Teacher Nick Dobson, of Snaygill, Skipton, was evacuated days after he arrived in the country to work with refugees.

Israeli bombs hit a refugee camp he and his companions had left the day before.

"We could hear shells exploding in the distance and knew that we were lucky not to be under them and luckier to have the chance to get out," he said.

Mr Dobson, a former pupil of Ermysted's Grammar School, Skipton, arrived in Beirut with Unipal (the Universities Trust for Educational Exchange with the Palestinians).

The Unipal project was cancelled last Saturday and the group left Byblos ahead of the main evacuation on Sunday.

The Israelis agreed a brief period of safe passage so the group could leave via the northern border with Syria.

Mr Dobson had been due to travel to a refugee camp at Nahr El-Bared in the north of country last Thursday, but the visit was put on hold after the bombing started.

"We moved up to Byblos, 40 minutes north of Beirut, and as we left, targets were hit in south Beirut right outside a refugee camp we had visited the previous day," he said.
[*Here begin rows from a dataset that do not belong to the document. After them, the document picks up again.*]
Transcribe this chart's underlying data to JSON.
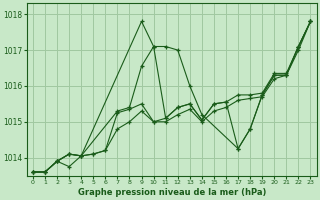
{
  "title": "Graphe pression niveau de la mer (hPa)",
  "background_color": "#c8e8c8",
  "plot_bg_color": "#c8e8c8",
  "grid_color": "#a0c8a0",
  "line_color": "#1a5c1a",
  "xlim": [
    -0.5,
    23.5
  ],
  "ylim": [
    1013.5,
    1018.3
  ],
  "yticks": [
    1014,
    1015,
    1016,
    1017,
    1018
  ],
  "xticks": [
    0,
    1,
    2,
    3,
    4,
    5,
    6,
    7,
    8,
    9,
    10,
    11,
    12,
    13,
    14,
    15,
    16,
    17,
    18,
    19,
    20,
    21,
    22,
    23
  ],
  "series": [
    {
      "x": [
        0,
        1,
        2,
        3,
        4,
        9,
        10,
        11,
        12,
        13,
        14,
        17,
        18,
        19,
        20,
        21,
        22,
        23
      ],
      "y": [
        1013.6,
        1013.6,
        1013.9,
        1013.75,
        1014.05,
        1017.8,
        1017.1,
        1017.1,
        1017.0,
        1016.0,
        1015.2,
        1014.25,
        1014.8,
        1015.75,
        1016.3,
        1016.3,
        1017.1,
        1017.8
      ]
    },
    {
      "x": [
        0,
        1,
        2,
        3,
        4,
        7,
        8,
        9,
        10,
        11,
        12,
        13,
        14,
        15,
        16,
        17,
        18,
        19,
        20,
        21,
        22,
        23
      ],
      "y": [
        1013.6,
        1013.6,
        1013.9,
        1014.1,
        1014.05,
        1015.3,
        1015.4,
        1016.55,
        1017.1,
        1015.1,
        1015.4,
        1015.5,
        1015.05,
        1015.5,
        1015.55,
        1014.25,
        1014.8,
        1015.75,
        1016.3,
        1016.3,
        1017.1,
        1017.8
      ]
    },
    {
      "x": [
        0,
        1,
        2,
        3,
        4,
        5,
        6,
        7,
        8,
        9,
        10,
        11,
        12,
        13,
        14,
        15,
        16,
        17,
        18,
        19,
        20,
        21,
        22,
        23
      ],
      "y": [
        1013.6,
        1013.6,
        1013.9,
        1014.1,
        1014.05,
        1014.1,
        1014.2,
        1015.25,
        1015.35,
        1015.5,
        1015.0,
        1015.1,
        1015.4,
        1015.5,
        1015.05,
        1015.5,
        1015.55,
        1015.75,
        1015.75,
        1015.8,
        1016.35,
        1016.35,
        1017.1,
        1017.8
      ]
    },
    {
      "x": [
        0,
        1,
        2,
        3,
        4,
        5,
        6,
        7,
        8,
        9,
        10,
        11,
        12,
        13,
        14,
        15,
        16,
        17,
        18,
        19,
        20,
        21,
        22,
        23
      ],
      "y": [
        1013.6,
        1013.6,
        1013.9,
        1014.1,
        1014.05,
        1014.1,
        1014.2,
        1014.8,
        1015.0,
        1015.3,
        1015.0,
        1015.0,
        1015.2,
        1015.35,
        1015.0,
        1015.3,
        1015.4,
        1015.6,
        1015.65,
        1015.7,
        1016.2,
        1016.3,
        1017.0,
        1017.8
      ]
    }
  ]
}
"We'd been welcomed by kids beaming with smiles, keen to chat about Beckham and show off their football skills, and by warm, effusive greetings from shop- keepers. The next day, they were under bombs.

"Even as the situation worsened, with bombs falling on nearby Amchit and Jounieh to the south, we weren't really concerned for our own safety but more about the people we were supposed to be working with."
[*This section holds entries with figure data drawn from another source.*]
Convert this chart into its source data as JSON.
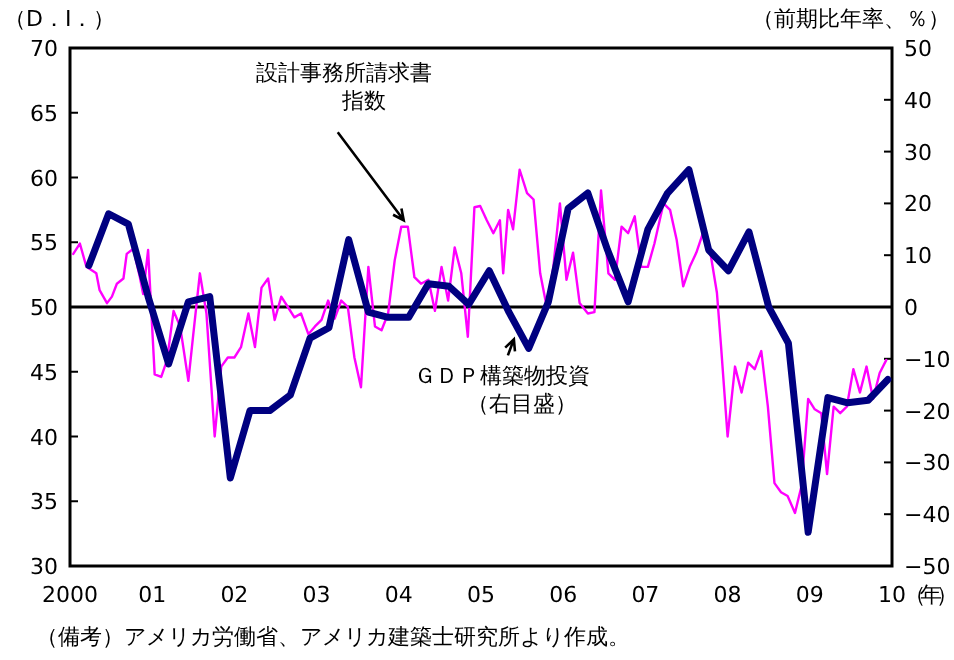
{
  "chart_data": {
    "type": "line",
    "ylabel": "（D．I．）",
    "y2label": "（前期比年率、％）",
    "xlabel": "（年）",
    "xlim": [
      2000,
      2010
    ],
    "ylim": [
      30,
      70
    ],
    "y2lim": [
      -50,
      50
    ],
    "xticks": [
      {
        "value": 2000,
        "label": "2000"
      },
      {
        "value": 2001,
        "label": "01"
      },
      {
        "value": 2002,
        "label": "02"
      },
      {
        "value": 2003,
        "label": "03"
      },
      {
        "value": 2004,
        "label": "04"
      },
      {
        "value": 2005,
        "label": "05"
      },
      {
        "value": 2006,
        "label": "06"
      },
      {
        "value": 2007,
        "label": "07"
      },
      {
        "value": 2008,
        "label": "08"
      },
      {
        "value": 2009,
        "label": "09"
      },
      {
        "value": 2010,
        "label": "10"
      }
    ],
    "yticks": [
      30,
      35,
      40,
      45,
      50,
      55,
      60,
      65,
      70
    ],
    "y2ticks": [
      -50,
      -40,
      -30,
      -20,
      -10,
      0,
      10,
      20,
      30,
      40,
      50
    ],
    "ref_lines": [
      {
        "axis": "y",
        "value": 50
      }
    ],
    "marker": "none",
    "line_style": "solid",
    "series": [
      {
        "color": "#ff00ff",
        "axis": "y",
        "x": [
          2000.04,
          2000.12,
          2000.2,
          2000.32,
          2000.36,
          2000.45,
          2000.51,
          2000.57,
          2000.65,
          2000.69,
          2000.77,
          2000.85,
          2000.89,
          2000.95,
          2001.03,
          2001.11,
          2001.18,
          2001.26,
          2001.34,
          2001.44,
          2001.5,
          2001.58,
          2001.66,
          2001.76,
          2001.84,
          2001.92,
          2002.0,
          2002.08,
          2002.17,
          2002.25,
          2002.33,
          2002.41,
          2002.49,
          2002.57,
          2002.65,
          2002.73,
          2002.81,
          2002.9,
          2002.98,
          2003.06,
          2003.14,
          2003.22,
          2003.3,
          2003.38,
          2003.46,
          2003.54,
          2003.63,
          2003.71,
          2003.79,
          2003.87,
          2003.95,
          2004.03,
          2004.11,
          2004.19,
          2004.27,
          2004.36,
          2004.44,
          2004.52,
          2004.6,
          2004.68,
          2004.76,
          2004.84,
          2004.92,
          2004.99,
          2005.07,
          2005.15,
          2005.23,
          2005.27,
          2005.33,
          2005.39,
          2005.47,
          2005.56,
          2005.64,
          2005.72,
          2005.8,
          2005.88,
          2005.96,
          2006.04,
          2006.12,
          2006.2,
          2006.3,
          2006.38,
          2006.46,
          2006.55,
          2006.63,
          2006.71,
          2006.79,
          2006.87,
          2006.95,
          2007.03,
          2007.11,
          2007.22,
          2007.3,
          2007.38,
          2007.46,
          2007.54,
          2007.62,
          2007.7,
          2007.79,
          2007.87,
          2007.92,
          2008.0,
          2008.09,
          2008.17,
          2008.25,
          2008.33,
          2008.41,
          2008.49,
          2008.57,
          2008.65,
          2008.73,
          2008.82,
          2008.9,
          2008.98,
          2009.06,
          2009.14,
          2009.21,
          2009.29,
          2009.37,
          2009.45,
          2009.53,
          2009.61,
          2009.69,
          2009.77,
          2009.85,
          2009.93
        ],
        "values": [
          54.1,
          54.9,
          53.1,
          52.6,
          51.3,
          50.3,
          50.8,
          51.8,
          52.2,
          54.1,
          54.5,
          52.3,
          51.0,
          54.4,
          44.8,
          44.6,
          45.9,
          49.7,
          48.5,
          44.3,
          47.9,
          52.6,
          49.5,
          40.0,
          45.4,
          46.1,
          46.1,
          46.9,
          49.5,
          46.9,
          51.5,
          52.2,
          49.0,
          50.8,
          50.0,
          49.2,
          49.5,
          47.9,
          48.5,
          49.0,
          50.5,
          49.1,
          50.5,
          50.0,
          46.1,
          43.8,
          53.1,
          48.5,
          48.2,
          49.5,
          53.6,
          56.2,
          56.2,
          52.3,
          51.8,
          52.1,
          49.7,
          53.1,
          50.5,
          54.6,
          52.6,
          47.7,
          57.7,
          57.8,
          56.7,
          55.7,
          56.7,
          52.6,
          57.5,
          56.0,
          60.6,
          58.8,
          58.3,
          52.6,
          50.0,
          53.1,
          58.0,
          52.1,
          54.2,
          50.3,
          49.5,
          49.6,
          59.0,
          52.6,
          52.1,
          56.2,
          55.7,
          57.0,
          53.1,
          53.1,
          54.9,
          58.0,
          57.5,
          55.2,
          51.6,
          53.1,
          54.2,
          55.7,
          54.2,
          51.1,
          47.0,
          40.0,
          45.4,
          43.4,
          45.7,
          45.2,
          46.6,
          42.3,
          36.4,
          35.7,
          35.4,
          34.1,
          36.2,
          42.9,
          42.1,
          41.8,
          37.1,
          42.3,
          41.8,
          42.3,
          45.2,
          43.4,
          45.4,
          42.9,
          44.9,
          45.9
        ]
      },
      {
        "color": "#000080",
        "axis": "y2",
        "x": [
          2000.23,
          2000.47,
          2000.71,
          2000.95,
          2001.2,
          2001.44,
          2001.7,
          2001.95,
          2002.19,
          2002.43,
          2002.68,
          2002.92,
          2003.15,
          2003.39,
          2003.63,
          2003.87,
          2004.12,
          2004.36,
          2004.61,
          2004.85,
          2005.1,
          2005.34,
          2005.58,
          2005.82,
          2006.06,
          2006.3,
          2006.54,
          2006.79,
          2007.03,
          2007.27,
          2007.53,
          2007.77,
          2008.01,
          2008.26,
          2008.5,
          2008.74,
          2008.98,
          2009.22,
          2009.46,
          2009.71,
          2009.95
        ],
        "values": [
          8,
          18,
          16,
          2,
          -11,
          1,
          2,
          -33,
          -20,
          -20,
          -17,
          -6,
          -4,
          13,
          -1,
          -2,
          -2,
          4.5,
          4,
          0.5,
          7,
          -1,
          -8,
          1,
          19,
          22,
          11,
          1,
          15,
          22,
          26.5,
          11,
          7,
          14.5,
          0,
          -7,
          -43.5,
          -17.5,
          -18.5,
          -18,
          -14
        ]
      }
    ],
    "annotations": [
      {
        "text": "設計事務所請求書指数",
        "x": 2004.06,
        "y": 56.7
      },
      {
        "text": "ＧＤＰ構築物投資（右目盛）",
        "x": 2005.4,
        "y": 47.5
      },
      "（備考）アメリカ労働省、アメリカ建築士研究所より作成。"
    ]
  }
}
He criticised fellow Britons who had talked to TV crews about the bombing as some kind of life-changing experience for themselves.

"Civilians were dying in the hundreds and that was the only thing that mattered," Mr Dobson said.

"Although there were clear signs of support for Hezbollah, many of the people we spoke to hated them with a passion, and not just because of their role in the renewed outbreak of violence.

"It seemed to us insane and unjust to inflict collective punishment and such wholesale slaughter on a country that has only recently escaped 15 years of a bloody civil war and is struggling to establish an effective central government and national unity."

Mr Dobson will start work as a special needs teaching assistant from September but hopes to re-new his charity work in Lebanon next year.